(Re)Thinking About Writing by Hand
Whereas I used to convince myself that I could only write drafts by hand and transfer them to the computer for keyboard-revision in a form of first-rewrite, I’m finding that to no longer be the case (nevermind that I cannot read my own handwriting with more than a few hours between draft and typing): It’s more the other way ’round, now, as I type faster than I think (evidenced here, perhaps), and use this development – for want of a better word – as a means of generating the raw – and legible – footage to edit, to tear apart, by hand, a mechanical pencil my scalpel and the printed-out page my operating theatre, before returning that eviscerated block of now-unrecognizable text to the computer for final sewing up and polishing.
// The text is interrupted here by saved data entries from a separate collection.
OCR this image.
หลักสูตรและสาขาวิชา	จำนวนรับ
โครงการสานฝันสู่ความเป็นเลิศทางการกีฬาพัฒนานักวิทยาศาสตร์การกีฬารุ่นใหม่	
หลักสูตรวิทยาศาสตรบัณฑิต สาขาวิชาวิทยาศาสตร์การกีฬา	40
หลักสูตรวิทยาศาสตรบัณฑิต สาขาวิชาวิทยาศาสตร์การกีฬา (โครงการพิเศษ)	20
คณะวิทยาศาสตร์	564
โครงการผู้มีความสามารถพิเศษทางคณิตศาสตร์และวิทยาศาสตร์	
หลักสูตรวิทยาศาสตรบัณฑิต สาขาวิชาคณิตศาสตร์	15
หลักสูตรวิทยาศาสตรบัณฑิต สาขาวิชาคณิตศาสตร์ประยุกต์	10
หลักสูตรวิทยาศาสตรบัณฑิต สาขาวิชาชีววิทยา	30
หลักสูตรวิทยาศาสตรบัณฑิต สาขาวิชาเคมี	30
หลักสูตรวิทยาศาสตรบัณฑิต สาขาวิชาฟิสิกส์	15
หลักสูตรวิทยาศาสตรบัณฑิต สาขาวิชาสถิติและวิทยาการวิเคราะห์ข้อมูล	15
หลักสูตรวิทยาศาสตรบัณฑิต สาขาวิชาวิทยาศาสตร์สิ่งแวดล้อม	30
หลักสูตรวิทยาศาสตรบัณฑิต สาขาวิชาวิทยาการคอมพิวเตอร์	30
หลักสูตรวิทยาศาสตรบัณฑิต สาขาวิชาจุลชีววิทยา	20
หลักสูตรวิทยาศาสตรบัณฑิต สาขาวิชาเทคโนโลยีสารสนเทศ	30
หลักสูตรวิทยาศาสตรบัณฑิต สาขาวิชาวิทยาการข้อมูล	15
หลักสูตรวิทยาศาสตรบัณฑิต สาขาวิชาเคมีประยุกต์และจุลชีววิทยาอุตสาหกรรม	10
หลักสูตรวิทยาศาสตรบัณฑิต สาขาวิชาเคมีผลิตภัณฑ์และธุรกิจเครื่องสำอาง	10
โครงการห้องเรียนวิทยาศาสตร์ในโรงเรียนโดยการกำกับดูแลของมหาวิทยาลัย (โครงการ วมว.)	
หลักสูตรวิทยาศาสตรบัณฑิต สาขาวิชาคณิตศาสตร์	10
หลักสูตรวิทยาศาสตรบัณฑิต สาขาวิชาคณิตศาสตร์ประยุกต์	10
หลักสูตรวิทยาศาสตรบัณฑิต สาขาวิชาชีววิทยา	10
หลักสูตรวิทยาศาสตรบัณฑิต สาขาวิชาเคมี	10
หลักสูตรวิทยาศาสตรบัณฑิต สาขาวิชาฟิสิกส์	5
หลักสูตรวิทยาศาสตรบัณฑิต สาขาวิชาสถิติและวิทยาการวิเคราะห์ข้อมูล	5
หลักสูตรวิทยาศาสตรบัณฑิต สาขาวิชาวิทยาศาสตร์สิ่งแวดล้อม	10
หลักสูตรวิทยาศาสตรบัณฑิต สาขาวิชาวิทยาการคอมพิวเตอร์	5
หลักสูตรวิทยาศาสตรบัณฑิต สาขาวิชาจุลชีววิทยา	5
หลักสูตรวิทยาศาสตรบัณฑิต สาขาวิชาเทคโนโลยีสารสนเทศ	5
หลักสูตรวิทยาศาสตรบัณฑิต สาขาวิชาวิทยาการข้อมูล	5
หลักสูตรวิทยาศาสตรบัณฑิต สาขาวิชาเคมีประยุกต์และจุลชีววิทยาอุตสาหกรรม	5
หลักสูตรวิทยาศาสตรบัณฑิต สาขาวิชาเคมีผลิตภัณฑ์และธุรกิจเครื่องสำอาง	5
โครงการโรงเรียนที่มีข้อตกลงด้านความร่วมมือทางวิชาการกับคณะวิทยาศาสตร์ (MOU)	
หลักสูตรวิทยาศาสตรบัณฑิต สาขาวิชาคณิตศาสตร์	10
(All of the above is, of course, subject to change and to whim…)
Worth noting here that I’m an edit-as-I-go type of writer, incapable of moving on to the next paragraph without the current being ship-shape: as Zadie Smith says,
“Micro Managers build a house floor by floor, discretely and in its entirety. Each floor needs to be sturdy and fully decorated with all the furniture in place before the next is built on top of it. There’s wallpaper in the hall even if the stairs lead nowhere at all. Because Micro Managers have no grand plan, their novels exist only in their present moment, in a sensibility, in the novel’s tonal frequency line by line.”